Fashion Icons & Powerhouses Encyclopedia. Balenciaga.
The good work with shapes and volumes and his dexterity with the use of the needle brought the couturier a more than deserved fame among his professional colleagues and placed the house among the benchmarks of women`s fashion since the 1940s. The first stage of the house highlights Balenciaga`s interest in creating unexpected volumes and fluid lines, something that he was able to mix perfectly with the reinterpretation and updating of garments typical of folklore such as the cape or the kimono – influenced by Madeleine Vionnet, a great friend of Balenciaga and an expert in Japanese aesthetics–. The references to the pictorial world, especially to the works of Goya, Zuloaga and Velázquez and which were given a good account of the exhibition "Balenciaga and Spanish painting" held at the Thyssen Museum, and to Spanish culture, reappropriating the bullfighter's jacket , the mantilla and other elements of the national textile tradition, were the house's trademark until 1968, when the designer retired, closing a stage.
Balenciaga remains in oblivion, active only in the Japanese market, until 1987, when Michel Goma recovers the firm and launches a prêtàporter line, which, however, does not obtain the expected repercussion. In 1992 Josephus Melchior Thimister takes the helm and tries to raise the tone of the designs. The unknown Thimister, half Dutch and half Belgian and grandson of the Russian royal girl, unveiled the first ready-to-wear collection based on two colors. Black and black blue, and "a sharp sense of haute couture". Nonetheless, the industry's reaction has remained sluggish, far from what the Balenciaga home initially meant. The company lives primarily from the past and the sale of perfumes.

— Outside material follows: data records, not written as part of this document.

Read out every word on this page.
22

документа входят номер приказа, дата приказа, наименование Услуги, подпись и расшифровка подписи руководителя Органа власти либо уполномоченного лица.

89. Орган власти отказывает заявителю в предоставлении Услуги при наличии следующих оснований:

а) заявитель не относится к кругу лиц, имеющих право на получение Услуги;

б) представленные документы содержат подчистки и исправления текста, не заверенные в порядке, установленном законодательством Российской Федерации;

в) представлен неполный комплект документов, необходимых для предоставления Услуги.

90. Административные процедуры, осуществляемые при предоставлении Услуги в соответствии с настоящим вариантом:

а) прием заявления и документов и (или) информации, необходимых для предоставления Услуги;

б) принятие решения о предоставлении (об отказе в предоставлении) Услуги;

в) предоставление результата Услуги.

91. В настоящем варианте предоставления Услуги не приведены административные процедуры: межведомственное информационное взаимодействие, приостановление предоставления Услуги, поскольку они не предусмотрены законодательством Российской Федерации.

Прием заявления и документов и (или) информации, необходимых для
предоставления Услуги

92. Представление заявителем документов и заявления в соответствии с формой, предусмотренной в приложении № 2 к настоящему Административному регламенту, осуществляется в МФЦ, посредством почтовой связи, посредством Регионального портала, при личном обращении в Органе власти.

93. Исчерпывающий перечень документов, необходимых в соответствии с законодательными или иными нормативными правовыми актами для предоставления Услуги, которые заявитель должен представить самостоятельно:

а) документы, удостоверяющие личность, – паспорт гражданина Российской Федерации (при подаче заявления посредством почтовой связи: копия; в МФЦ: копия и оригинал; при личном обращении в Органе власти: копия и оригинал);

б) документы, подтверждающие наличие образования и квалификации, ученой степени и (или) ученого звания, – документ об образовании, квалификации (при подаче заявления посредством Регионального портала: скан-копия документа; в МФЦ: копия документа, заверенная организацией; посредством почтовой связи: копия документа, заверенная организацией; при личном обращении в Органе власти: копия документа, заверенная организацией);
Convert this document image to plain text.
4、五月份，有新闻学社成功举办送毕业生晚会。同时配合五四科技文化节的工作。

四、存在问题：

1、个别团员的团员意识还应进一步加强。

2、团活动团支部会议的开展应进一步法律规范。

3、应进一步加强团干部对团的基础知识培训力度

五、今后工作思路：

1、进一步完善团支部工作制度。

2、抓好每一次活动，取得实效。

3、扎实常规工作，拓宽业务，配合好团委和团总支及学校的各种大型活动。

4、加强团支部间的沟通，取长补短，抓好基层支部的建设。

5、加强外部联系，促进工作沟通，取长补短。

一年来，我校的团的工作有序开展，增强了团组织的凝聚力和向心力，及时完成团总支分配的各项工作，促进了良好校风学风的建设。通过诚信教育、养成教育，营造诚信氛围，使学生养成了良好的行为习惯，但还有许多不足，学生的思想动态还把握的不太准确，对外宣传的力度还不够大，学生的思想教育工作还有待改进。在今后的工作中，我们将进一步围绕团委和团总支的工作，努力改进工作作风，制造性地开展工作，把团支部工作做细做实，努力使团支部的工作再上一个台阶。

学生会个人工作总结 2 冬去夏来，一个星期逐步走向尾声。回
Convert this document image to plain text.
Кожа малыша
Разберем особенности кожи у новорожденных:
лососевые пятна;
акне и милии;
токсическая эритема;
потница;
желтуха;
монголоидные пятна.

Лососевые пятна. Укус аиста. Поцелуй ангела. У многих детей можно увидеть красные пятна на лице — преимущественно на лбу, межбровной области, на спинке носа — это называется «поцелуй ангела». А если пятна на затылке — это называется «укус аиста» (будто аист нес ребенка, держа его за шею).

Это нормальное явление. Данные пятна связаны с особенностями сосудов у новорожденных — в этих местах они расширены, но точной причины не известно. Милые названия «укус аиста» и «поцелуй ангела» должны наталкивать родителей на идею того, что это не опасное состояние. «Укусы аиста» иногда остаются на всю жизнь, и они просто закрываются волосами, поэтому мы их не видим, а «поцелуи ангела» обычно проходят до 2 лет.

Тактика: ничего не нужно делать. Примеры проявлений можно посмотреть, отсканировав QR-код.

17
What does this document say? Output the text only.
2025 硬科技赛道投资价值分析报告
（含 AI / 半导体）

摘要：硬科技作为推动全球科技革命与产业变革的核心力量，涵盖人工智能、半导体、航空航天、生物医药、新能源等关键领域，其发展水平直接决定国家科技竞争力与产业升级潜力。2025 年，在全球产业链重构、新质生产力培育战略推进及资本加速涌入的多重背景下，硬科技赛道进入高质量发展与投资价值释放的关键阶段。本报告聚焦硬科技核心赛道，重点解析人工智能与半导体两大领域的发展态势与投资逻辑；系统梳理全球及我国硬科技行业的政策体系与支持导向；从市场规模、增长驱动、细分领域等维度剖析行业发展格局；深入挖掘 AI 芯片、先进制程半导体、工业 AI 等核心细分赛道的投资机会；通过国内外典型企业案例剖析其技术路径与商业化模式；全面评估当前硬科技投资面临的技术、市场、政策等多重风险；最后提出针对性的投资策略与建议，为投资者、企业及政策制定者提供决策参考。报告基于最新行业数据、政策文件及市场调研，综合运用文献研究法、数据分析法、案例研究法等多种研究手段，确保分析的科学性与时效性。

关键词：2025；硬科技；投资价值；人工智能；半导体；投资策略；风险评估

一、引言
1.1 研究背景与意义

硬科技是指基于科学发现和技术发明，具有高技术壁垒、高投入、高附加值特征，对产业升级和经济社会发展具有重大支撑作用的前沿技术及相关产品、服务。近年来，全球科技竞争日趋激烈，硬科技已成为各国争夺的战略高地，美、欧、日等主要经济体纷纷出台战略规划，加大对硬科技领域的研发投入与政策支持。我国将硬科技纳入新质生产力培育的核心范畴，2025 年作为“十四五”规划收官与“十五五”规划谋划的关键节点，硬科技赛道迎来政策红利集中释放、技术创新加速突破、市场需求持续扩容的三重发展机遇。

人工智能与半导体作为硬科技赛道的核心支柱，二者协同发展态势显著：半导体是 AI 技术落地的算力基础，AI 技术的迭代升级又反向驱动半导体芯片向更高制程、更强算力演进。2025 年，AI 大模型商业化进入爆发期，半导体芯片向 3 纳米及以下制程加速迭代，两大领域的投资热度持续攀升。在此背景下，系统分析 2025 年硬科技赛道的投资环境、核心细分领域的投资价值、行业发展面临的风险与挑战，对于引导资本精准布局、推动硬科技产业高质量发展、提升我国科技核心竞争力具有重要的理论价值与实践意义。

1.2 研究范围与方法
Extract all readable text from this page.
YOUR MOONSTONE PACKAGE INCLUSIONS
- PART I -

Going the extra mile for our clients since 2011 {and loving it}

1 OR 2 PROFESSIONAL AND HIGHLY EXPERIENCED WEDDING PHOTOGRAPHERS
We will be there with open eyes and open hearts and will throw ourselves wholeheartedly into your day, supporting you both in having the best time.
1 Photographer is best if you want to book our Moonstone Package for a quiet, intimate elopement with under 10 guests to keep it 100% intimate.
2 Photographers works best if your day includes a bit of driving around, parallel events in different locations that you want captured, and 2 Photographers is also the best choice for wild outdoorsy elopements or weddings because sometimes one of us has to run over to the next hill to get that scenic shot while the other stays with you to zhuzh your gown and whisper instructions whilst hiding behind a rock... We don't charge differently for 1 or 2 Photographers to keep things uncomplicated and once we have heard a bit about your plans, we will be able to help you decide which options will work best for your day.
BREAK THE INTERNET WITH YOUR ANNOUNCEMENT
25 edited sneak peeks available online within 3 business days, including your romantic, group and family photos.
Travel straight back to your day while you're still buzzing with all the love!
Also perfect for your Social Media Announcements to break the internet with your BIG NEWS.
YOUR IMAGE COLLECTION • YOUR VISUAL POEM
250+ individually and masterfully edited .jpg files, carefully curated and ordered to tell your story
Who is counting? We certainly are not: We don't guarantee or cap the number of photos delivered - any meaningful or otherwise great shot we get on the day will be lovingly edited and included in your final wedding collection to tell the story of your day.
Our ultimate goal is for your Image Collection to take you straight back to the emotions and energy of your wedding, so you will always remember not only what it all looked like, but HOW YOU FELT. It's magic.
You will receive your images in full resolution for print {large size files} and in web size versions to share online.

In 1997, the witness was handed over to French designer Nicolas Ghesquière. At just 24 years old, Nicolas Ghesquière was asked to restore the brand's characteristic sculptural volume and avant-garde touch. "Balenciaga is one of the three haute couture maisons that best symbolize elegance without sacrificing modernity," said Jesquier. His first parade is carried in black and has the clear goal of reinterpreting the spirit of Spanish couture. 2008 was the year of delirium, the dedication of Jesquier in Balenciaga and the historic collection of the company. Her dress and floral print and puff sleeve two-piece suit, and her reinterpretation of the boot version of the Gladiator inspired professionals and trendsetters around the world. It was easy to fall in love with this style of embroidered wetsuit. Balenciaga's new muse was a perfect match for the avant-garde image of the house. Strong women with character, with angular faces and androgynous physiques such as Charlotte Gainsbourg – the image of Balenciaga Paris, the first perfume of the new era of the house and a great friend of the designer – or Connelly herself, who walked Ghesquière's creations on carpets Reds and premieres from all over the world.